The SC/SS 115 Ethnobotany class walk and talk about invasive species focused on field identification of some of the more common invasives. A handout provided a guide to some of the plants that would be visited during the hike.

The first stop was a patch of Ischaemum polystachyum across from the classroom that included Sphagneticola trilobata (yellow flower) and Stachytarpheta jamaicensis (purple flower). The area also featured Commelina diffusa.

Sphagneticola trilobata

Acacia auriculiformis was brought in as a forestry tree and now spreads wild. 

Falcataria moluccana was also brought in and has spread aggressively, however Falcataria moluccana is valuable as firewood and prevents pressure on local trees as sources of firewood. The tree is also a nitrogen fixer and Piper methysticum, which prefers light shade, grows vigorously under Falcataria moluccana.

Clidemia hirta is perhaps the most aggressive invasive to arrive and is a shade tolerant invasive. Clidemia hirta arrived perhaps ten years ago somewhere out here in Palikir, perhaps a few years earlier. Clidemia hirta also appears to have allelopathic capabilities.

Hippobroma longiflora is a known neurotoxic plant and is the toxic plant children are most likely to get into. Merely picking the flowers leaves toxin on the hands which can burn the eyes when the child rubs their eyes.

Clerodendrum quadriloculare is another aggressive, shade tolerant, allelopathic plant. This plant is superb at establishing patches wherein this is the only plant that can grow. This plant can also grow in full sun.

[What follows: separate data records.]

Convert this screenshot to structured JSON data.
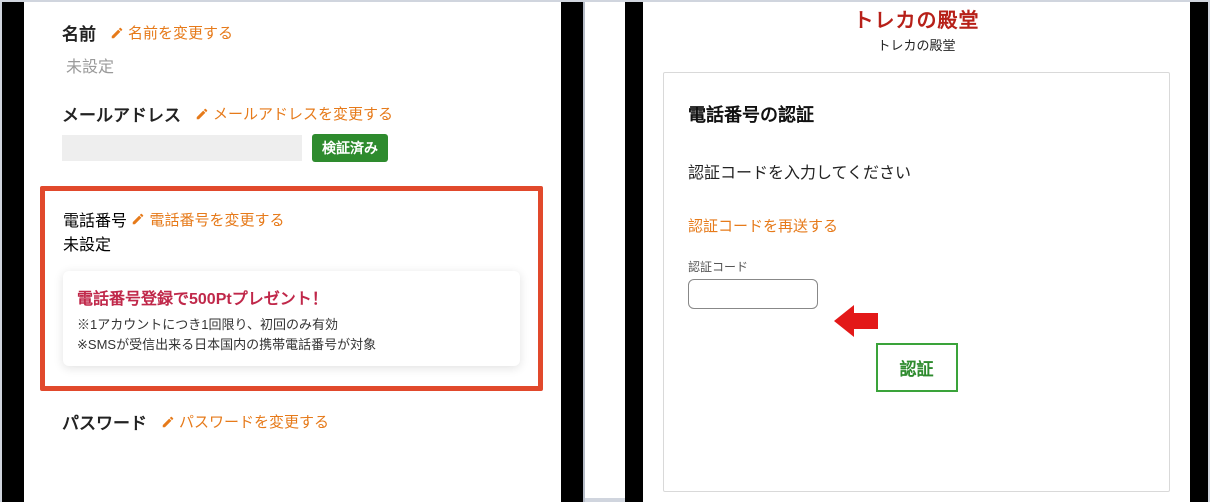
{
  "left": {
    "name": {
      "label": "名前",
      "edit": "名前を変更する",
      "value": "未設定"
    },
    "email": {
      "label": "メールアドレス",
      "edit": "メールアドレスを変更する",
      "value": "",
      "verified_badge": "検証済み"
    },
    "phone": {
      "label": "電話番号",
      "edit": "電話番号を変更する",
      "value": "未設定",
      "promo_title": "電話番号登録で500Ptプレゼント！",
      "promo_note1": "※1アカウントにつき1回限り、初回のみ有効",
      "promo_note2": "※SMSが受信出来る日本国内の携帯電話番号が対象"
    },
    "password": {
      "label": "パスワード",
      "edit": "パスワードを変更する"
    }
  },
  "right": {
    "logo": "トレカの殿堂",
    "logo_sub": "トレカの殿堂",
    "title": "電話番号の認証",
    "lead": "認証コードを入力してください",
    "resend": "認証コードを再送する",
    "code_label": "認証コード",
    "code_value": "",
    "verify_button": "認証"
  },
  "colors": {
    "accent_orange": "#e67a1a",
    "accent_red_border": "#e1492c",
    "brand_red": "#b72019",
    "verified_green": "#2e8b2e"
  }
}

A third shade tolerant and aggressive plant is Cheilocostus speciosus. Hairy and somewhat "itchy" when cutting large amounts of the plant, the good news is that the plant is not sun tolerant.

Bidens alba, also known as beggar's tick, is a sun-only invasive. Mimosa pudica is also found out in this open area.

Hyptis capitata is another sun only invasive, here growing amid Ischaemum polystachyum.

Pennisetum purpureum

Using biological control on Clidemia hirta is probably not an option: Melastoma malabathricum var. marianum is another melastome that might be impacted by a Clidemia hirta bio control. Locally this plant is known as pisetikimei, although Luelen Bernard spelled this as kisetikmei.

A bio control was released for Chromolaena odorata, the effects of which can be seen here. The bio control has not eliminated the plant, but has greatly reduced the ability of the plant to compete.

Class wrapped up as a rain front moved in from the east complete with a double rainbow and Alexander's dark band.